Saturday, January 3, 2009

So This is Christmas?

When you decide to no longer celebrate a major cultural holiday, you tend to get asked a myriad of questions about your choice of abstention, ranging from politely inquisitive to indignantly offended. I won't tell you why I choose to not celebrate Christmas, and hope that adds to the mystique a bit. What I do celebrate, however, are gratuitous days off of work; days free of obligation and responsibility. Without having to go to see family, or partner's families, Christmas has been just one of those days for about six years. 

This was a stellar Christmas, in that regard. I stayed home, hung out with two of my best freinds, and saw my father. It was like I was the Christ-child and they were the Three Kings, bringing me gifts of humor, wisdom, and books. Marisa, who, no offense, is always good for a laugh, came by and we watched some older episodes of Top Chef. I made her an omelette, showcasing the absurdly fast and delicious technique that Julia demonstrates below (thanks Ruby for telling me about this!). Marisa had left some fakin' bacon in my freezer, which finally got used, relinquishing space that will be better used taken up by real meat. I think I've gotten her hooked on Top Chef.

Nearly right after she split, the Professor came by, and we watched more Top Chef! We also drank some beers. As always, a visit from the Professor is full of great discussion. My father came by as I was making dinner for myself, and hung out with the Professor a bit. We switched gears, and watched some Ramsey's Kitchen Nightmares -- the British version with all the f-bombs! -- as the Professor drifted away into the ether, in search of neck-bearded Kiwi's and former roommates. Pops brought me two books, a massive tome of the works of Gibran, and a cookbook from Jamie Oliver, whom I'd never heard of, as well as this tiny camera tri-pod that I've been trying to hustle off of him since June. The book, Jamie at Home: Cook Your Way to the Good Life, is actually pretty informative, and the recipes are broken up into seasons, based on what each yields in his home garden. After a stretch of recipes, on say, tomatoes, he describes how he grows his tomatoes, which varieties, and where to order them. I like that.

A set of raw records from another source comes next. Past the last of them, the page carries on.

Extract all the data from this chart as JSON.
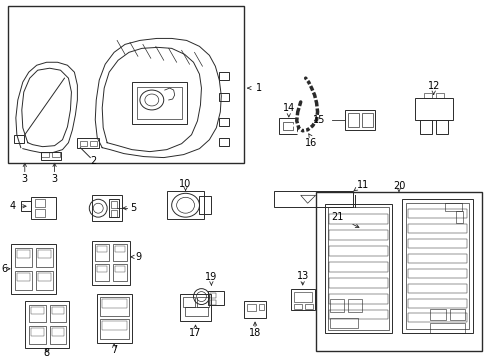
{
  "bg_color": "#ffffff",
  "line_color": "#2a2a2a",
  "lw": 0.7,
  "fig_w": 4.89,
  "fig_h": 3.6,
  "dpi": 100
}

For dinner, I had a Niman Lamb Shank, that was braised for most of the day, and was finished with a glaze made from a reduction of the braising liquid and honey. I'm not much of a chard eater, but I figured I should give it a chance (Hey, it was Christmas!). I picked some chard, and kale, which got blanched and saute├Ęd lightly in duck fat. I did the same thing to the fingerlings. Duck fat and potatoes are friends. I hope we continue to carry these lamb shanks, because they are delicious, and I'd like to do more with them. I wasn't the only one eating these shanks that night, although, maybe the only one alone. This was a pretty nice meal to eat in front of people who had already eaten, as well. Lamb shanks just look primal, and have that handy bone grip.
Shiny shank.

Chard, you're alright. 

So, this is Christmas, and a happy New Year.


Laurie said...

I love Jamie Oliver!!!!!
Jamie's Kitchen is one of my favorite food related tv productions ever - it was a British documentary that replayed on Food Network (back when I had "real" cable). He trained fifteen unemployed/homeless young adults as chefs, and they opened a successful restaurant. I like Gordon Ramsay, but chefs (and anyone with "marketable skills") like Oliver could actually change the world. Find it!

From his site:
"The restaurant is still up and running, we've got more Fifteens in Amsterdam, Cornwall and Melbourne and, with the help of the Fifteen Foundation charity which I set up, we are on our fifth intake of students at the moment in London. I'm really proud of them all and I'm so glad that it all worked out as I thought it was going to fall flat and break the bank at any minute!"

wv - "tsheded" - as in Dang cat! Tsheded all over my hoodie!

Flapjacks said...

wow, that's a pretty noble charity. i like him more already.

TexasDeb said...

Jamie Oliver was originally known as the Naked Chef (and YEAH I watched his show the first time just to see what that was all about). He kept saying that regular guys ought to be able to cook well for themselves and their friends and then he would do just that with/for some of his "blokes", fixing some "dead simple" something or other that looked good enough to make you watch the show with a napkin handy.

That cookbook has some great recipes in it and I hope to be reading about you trying some of them in the weeks/months to come.

As to Cmas I am happy you enjoyed your day(s) off and the company of good friends as well. Doesn't get much better than that holiday or not.

And I totally love the WV redo so I'll try my hand although I'm not practiced at it. Trisma, as in it always takes so much longer to get those trisma lights down than to put them up.

Iris said...

Jamie has always seemed pretty cool. Thank you for your Christmas observation and Julia's omelette school! "Observing" is my 2009 word of the year. Cheers to 2009.

Kevin said...

johnny, tell julia i need to see that omelette flipping method one more time.

i've almost got it down.


Heather's Moving Castle said...

Thanks for making me drool! We enjoyed seeing you last week. I'm glad you are living life on your terms and doing so well.